Being out of date isn’t the only problem; money and brains simply don’t always come in the same package.

“Joe Sixpack could inherit $1 million or win the lottery and not have any sophistication at all,” says Roger Walter, a former securities regulator for the state of Kansas who is a partner at the law firm of Morris, Laing, Evans, Brock & Kennedy in Topeka.

Unfortunately, there isn’t a formal definition of “sophistication” in the securities laws, says Robert Robbins, a partner at Pillsbury Winthrop Shaw Pittman in Washington. “It’s kind of like pornography,” he says: “You know it when you see it.”

Under the existing rule, a person with just over $1 million in net worth is free to invest 100% of it in a single private offering, while someone with $999,999.99 can’t invest a penny in any private deal.

“The principle here is that [millionaires] ’can afford to lose their shirt,’ but they can end up losing their entire wardrobe,” says Mercer Bullard, a former SEC regulator who teaches securities law at the University of Mississippi. “You’re just as broke if you start at $1 million or $10 million and end up with zero as you would be if you started with under a million.”

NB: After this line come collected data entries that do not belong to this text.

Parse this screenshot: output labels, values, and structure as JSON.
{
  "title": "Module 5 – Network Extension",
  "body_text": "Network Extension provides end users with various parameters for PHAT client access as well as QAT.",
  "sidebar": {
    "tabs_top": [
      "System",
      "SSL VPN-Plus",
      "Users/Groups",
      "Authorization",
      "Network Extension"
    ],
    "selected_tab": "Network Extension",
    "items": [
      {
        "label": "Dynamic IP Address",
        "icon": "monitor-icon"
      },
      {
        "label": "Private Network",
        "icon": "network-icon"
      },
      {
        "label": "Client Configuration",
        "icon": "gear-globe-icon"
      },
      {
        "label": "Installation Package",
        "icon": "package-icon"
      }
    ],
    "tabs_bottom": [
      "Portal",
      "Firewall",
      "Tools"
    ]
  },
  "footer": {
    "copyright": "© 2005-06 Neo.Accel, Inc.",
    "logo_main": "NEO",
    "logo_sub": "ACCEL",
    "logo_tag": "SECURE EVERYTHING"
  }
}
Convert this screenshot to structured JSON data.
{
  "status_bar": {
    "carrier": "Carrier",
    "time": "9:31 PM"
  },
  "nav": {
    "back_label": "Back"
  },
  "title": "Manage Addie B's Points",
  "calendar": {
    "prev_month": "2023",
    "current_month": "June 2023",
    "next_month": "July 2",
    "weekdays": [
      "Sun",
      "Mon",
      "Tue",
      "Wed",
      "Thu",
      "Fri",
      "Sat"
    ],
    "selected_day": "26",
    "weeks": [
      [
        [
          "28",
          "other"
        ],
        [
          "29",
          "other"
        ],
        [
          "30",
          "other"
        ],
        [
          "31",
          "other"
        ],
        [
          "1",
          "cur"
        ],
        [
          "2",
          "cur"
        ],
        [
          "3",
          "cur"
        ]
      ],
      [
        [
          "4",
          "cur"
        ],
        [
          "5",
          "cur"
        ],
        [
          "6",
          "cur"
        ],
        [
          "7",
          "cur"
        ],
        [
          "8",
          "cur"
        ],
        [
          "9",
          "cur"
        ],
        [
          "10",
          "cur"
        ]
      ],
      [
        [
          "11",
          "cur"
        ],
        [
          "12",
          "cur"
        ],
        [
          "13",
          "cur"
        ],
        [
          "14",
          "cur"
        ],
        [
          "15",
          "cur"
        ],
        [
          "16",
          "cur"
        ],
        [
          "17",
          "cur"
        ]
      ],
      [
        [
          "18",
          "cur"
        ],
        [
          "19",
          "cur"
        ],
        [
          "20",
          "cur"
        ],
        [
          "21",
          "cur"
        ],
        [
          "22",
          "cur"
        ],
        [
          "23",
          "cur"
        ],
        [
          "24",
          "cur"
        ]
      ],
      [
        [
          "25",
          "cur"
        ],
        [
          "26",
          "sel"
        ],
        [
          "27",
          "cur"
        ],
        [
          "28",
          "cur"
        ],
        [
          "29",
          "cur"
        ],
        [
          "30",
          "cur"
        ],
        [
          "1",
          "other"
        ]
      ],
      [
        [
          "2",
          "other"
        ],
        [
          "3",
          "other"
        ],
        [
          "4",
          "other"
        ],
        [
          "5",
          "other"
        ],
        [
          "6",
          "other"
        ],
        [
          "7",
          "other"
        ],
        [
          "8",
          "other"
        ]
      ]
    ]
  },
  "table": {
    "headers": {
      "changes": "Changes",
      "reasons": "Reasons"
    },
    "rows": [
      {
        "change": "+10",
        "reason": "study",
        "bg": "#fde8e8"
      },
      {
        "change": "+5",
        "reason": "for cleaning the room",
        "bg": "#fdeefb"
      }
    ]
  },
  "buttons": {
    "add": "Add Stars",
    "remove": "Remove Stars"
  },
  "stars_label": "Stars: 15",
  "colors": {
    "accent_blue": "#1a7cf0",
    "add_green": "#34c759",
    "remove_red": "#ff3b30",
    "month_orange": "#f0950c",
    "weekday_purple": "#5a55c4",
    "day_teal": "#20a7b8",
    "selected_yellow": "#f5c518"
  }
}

So raising the minimum dollar amount of wealth or income to be accredited probably won’t solve the problem. And Marianne Hudson, executive director of the Angel Capital Association, which helps individuals develop best practices for investing in new businesses, estimates that 28% of her organization’s more than 12,000 members would no longer qualify if the income and wealth standards were raised to take into account the approximate rate of inflation since 1982 to $400,000 and $2.5 million, respectively.

“That would pull back a lot of capital from startups,” she says.

One idea is to exclude some assets from the net-worth calculation. “If you pull out the nonliquid assets, you raise the odds that investors will have the liquidity to be able to withstand a loss,” says Barbara Roper, director of investor protection at the Consumer Federation of America. Counting only readily marketable securities like stocks, bonds and mutual funds, while excluding assets like farmland or equity in a family business, would make sense, she says.

Investors, Mr. Bullard suggests, also could be limited to a maximum of no more than 10% of their liquid financial assets in private offerings or required to keep a minimum of $500,000 in diversified investments like mutual funds.

Kevin Hogan, president of the Investment Program Association, a trade group for issuers and distributors of nontraded securities, worries that “people who have millions to invest don’t really want to be told where and how to invest their money.”

But federal law bars pension plans from investing more than 10% in the stock of their own company, so there is precedent for this kind of prudence, Mr. Bullard says.

The SEC is unlikely to finalize a new rule until 2015 at the earliest, according to people familiar with the matter.

In the meantime, before you invest in a private placement, it might be a good idea to try accrediting yourself.

Can you fully understand even the limited financial disclosures you will receive? If it takes five years to sell the investment, can you wait that out? Are you prepared to lose every dollar you put into this investment? Can you afford to?

If your answer to each of those questions is yes, maybe you are a sophisticated investor. If not, you aren’t—no matter how much money you have.